Geophysics Research Themes

Research in the group is currently concentrated in two primary areas, earthquake physics and fluid flow in complex media. A common theme underlying all our work is that recognition that heterogeneity and complexity have a first order effect on natural processes.

Earthquake physics

An important area of our research is stress interaction and earthquake triggering; in particular the potential for using co-seismic stress changes to constrain the likely locations of future large earthquakes. This work has been funded by NERC (1999, 2000, 2003, and 2005) and the European Commission through FP5 and FP6 (2000 and 2005). The most dramatic example of the our publications on this topic was the paper in Nature that warned of the likelihood of a further large earthquake off the coast of Sumatra; the article was published 11 days before the M=8.7 Nias earthquake of 28 March 2005. Related work has been published in Journal of Geophysical Research, Geophysical Journal International, Earth and Planetary Science Letters, and Nature. Additionally, Sandy Steacy co-edited a Special Section of JGR on stress triggering and was lead author of a review paper on the subject.
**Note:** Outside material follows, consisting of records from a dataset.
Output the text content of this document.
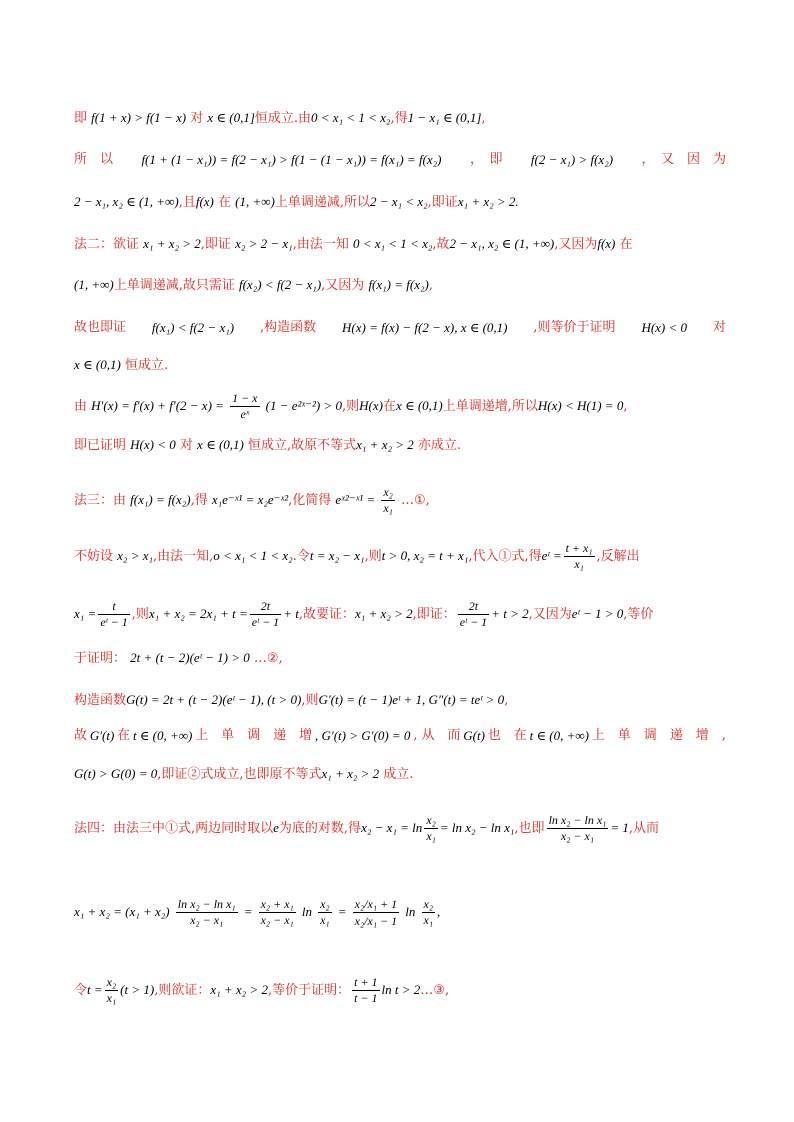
即 f(1 + x) > f(1 − x) 对 x ∈ (0,1]恒成立.由0 < x₁ < 1 < x₂,得1 − x₁ ∈ (0,1],
所　以 f(1 + (1 − x₁)) = f(2 − x₁) > f(1 − (1 − x₁)) = f(x₁) = f(x₂) ，　即 f(2 − x₁) > f(x₂) ，　又　因　为
2 − x₁, x₂ ∈ (1, +∞),且f(x) 在 (1, +∞)上单调递减,所以2 − x₁ < x₂,即证x₁ + x₂ > 2.
法二：欲证 x₁ + x₂ > 2,即证 x₂ > 2 − x₁,由法一知 0 < x₁ < 1 < x₂,故2 − x₁, x₂ ∈ (1, +∞),又因为f(x) 在
(1, +∞)上单调递减,故只需证 f(x₂) < f(2 − x₁),又因为 f(x₁) = f(x₂),
故也即证 f(x₁) < f(2 − x₁) ,构造函数 H(x) = f(x) − f(2 − x), x ∈ (0,1) ,则等价于证明 H(x) < 0 对
x ∈ (0,1) 恒成立.
由 $H'(x) = f'(x) + f'(2 - x) = \frac{1 - x}{\text{eˣ}} (1$ − e²ˣ⁻²) > 0,则H(x)在x ∈ (0,1)上单调递增,所以H(x) < H(1) = 0,
即已证明 H(x) < 0 对 x ∈ (0,1) 恒成立,故原不等式x₁ + x₂ > 2 亦成立.
法三：由 f(x₁) = f(x₂),得 x₁e⁻ˣ¹ = x₂e⁻ˣ²,化简得 eˣ²⁻ˣ¹ = $\frac{\text{x₂}}{\text{x₁}}$ …①,
不妨设 x₂ > x₁,由法一知,o < x₁ < 1 < x₂.令t = x₂ − x₁,则t > 0, x₂ = t + x₁,代入①式,得eᵗ = $\frac{\text{t + x₁}}{\text{x₁}}$ ,反解出
$x_1 = \frac{t}{\text{eᵗ − 1}}$ ,则$x_1 + x_2 = 2x_1 + t = \frac{2t}{\text{eᵗ − 1}} + t$,故要证：x₁ + x₂ > 2,即证： $\frac{2t}{\text{eᵗ − 1}} + t > 2$,又因为eᵗ − 1 > 0,等价
于证明： 2t + (t − 2)(eᵗ − 1) > 0 …②,
构造函数G(t) = 2t + (t − 2)(eᵗ − 1), (t > 0),则G′(t) = (t − 1)eᵗ + 1, G″(t) = teᵗ > 0,
故 G′(t) 在 t ∈ (0, +∞) 上　单　调　递　增 , G′(t) > G′(0) = 0 , 从　而 G(t) 也　在 t ∈ (0, +∞) 上　单　调　递　增　,
G(t) > G(0) = 0,即证②式成立,也即原不等式x₁ + x₂ > 2 成立.
法四：由法三中①式,两边同时取以e为底的对数,得$x_2 - x_1 = \ln \frac{\text{x₂}}{\text{x₁}} = \ln x_2 - \ln x_1$,也即 $\frac{\text{ln x₂ − ln x₁}}{\text{x₂ − x₁}} = 1$,从而
$x_1 + x_2 = (x_1 + x_2) \frac{\text{ln x₂ − ln x₁}}{\text{x₂ − x₁}} = \frac{\text{x₂ + x₁}}{\text{x₂ − x₁}}$ $\ln \frac{\text{x₂}}{\text{x₁}} = \frac{\text{x₂/x₁ + 1}}{\text{x₂/x₁ − 1}}$ $\ln \frac{\text{x₂}}{\text{x₁}}$ ,
令$t = \frac{\text{x₂}}{\text{x₁}} (t > 1)$,则欲证：x₁ + x₂ > 2,等价于证明： $\frac{t + 1}{t - 1}$ ln t > 2…③,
As a natural follow-on from the Sumatra studies, we developed an interest in modelling the next likely tsunami in the Indian Ocean. In a NERC funded (2005) collaboration with Caltech and INGV-Rome the team has produced novel new results on the controls on tsunami waveforms and timing in the near field as well as on the importance of earthquake complexity on tsunami wave heights. John McCloskey has given several invited talks on this work to both scientists and end-users, the latter in Oxford and Malaysia.

We have also developed a sophisticated seismic simulation model to investigate earthquake triggering. Parallelization of the model was funded by EPSRC (2001) and it is presently being used in NERC funded (2007) research to investigate the assumptions underlying the rate-state approach to calculating stress based earthquake probabilities.

Fluid flow in complex media

Fluid flow research has focused on the importance of complexity in the validity of up-scaling from the laboratory to the field and the need to develop tracer technology to measure complexity at the scale of interest. In response to the lack of high resolution empirical data for the validation of numerical models of fluid flow, we developed an experimental imaging system to measure velocity fields in complex synthetic rock and fracture models. This work was supported by the NERC micro-to-macro thematic project (2000) and it uncovered significant problems with the representation of viscosity in the widely used modified Lattice-Boltzman scheme and with upscaling in fractal media. The experimental design was published in Machine Vision and Applications as well as IEEE, and the results in the Journal of the Geological Society.

This work, and the consequent recognition that complex systems must be studied at the scale of interest, has led to the Group pursuing the development of new tracer technologies that allow the creation of an almost infinite range of unique tracers, are environmentally benign, and have very low detection limits. This research was funded by InvestNI (2004) under their Proof of Concept scheme and NERC (2005) and is the subject of a current patent application.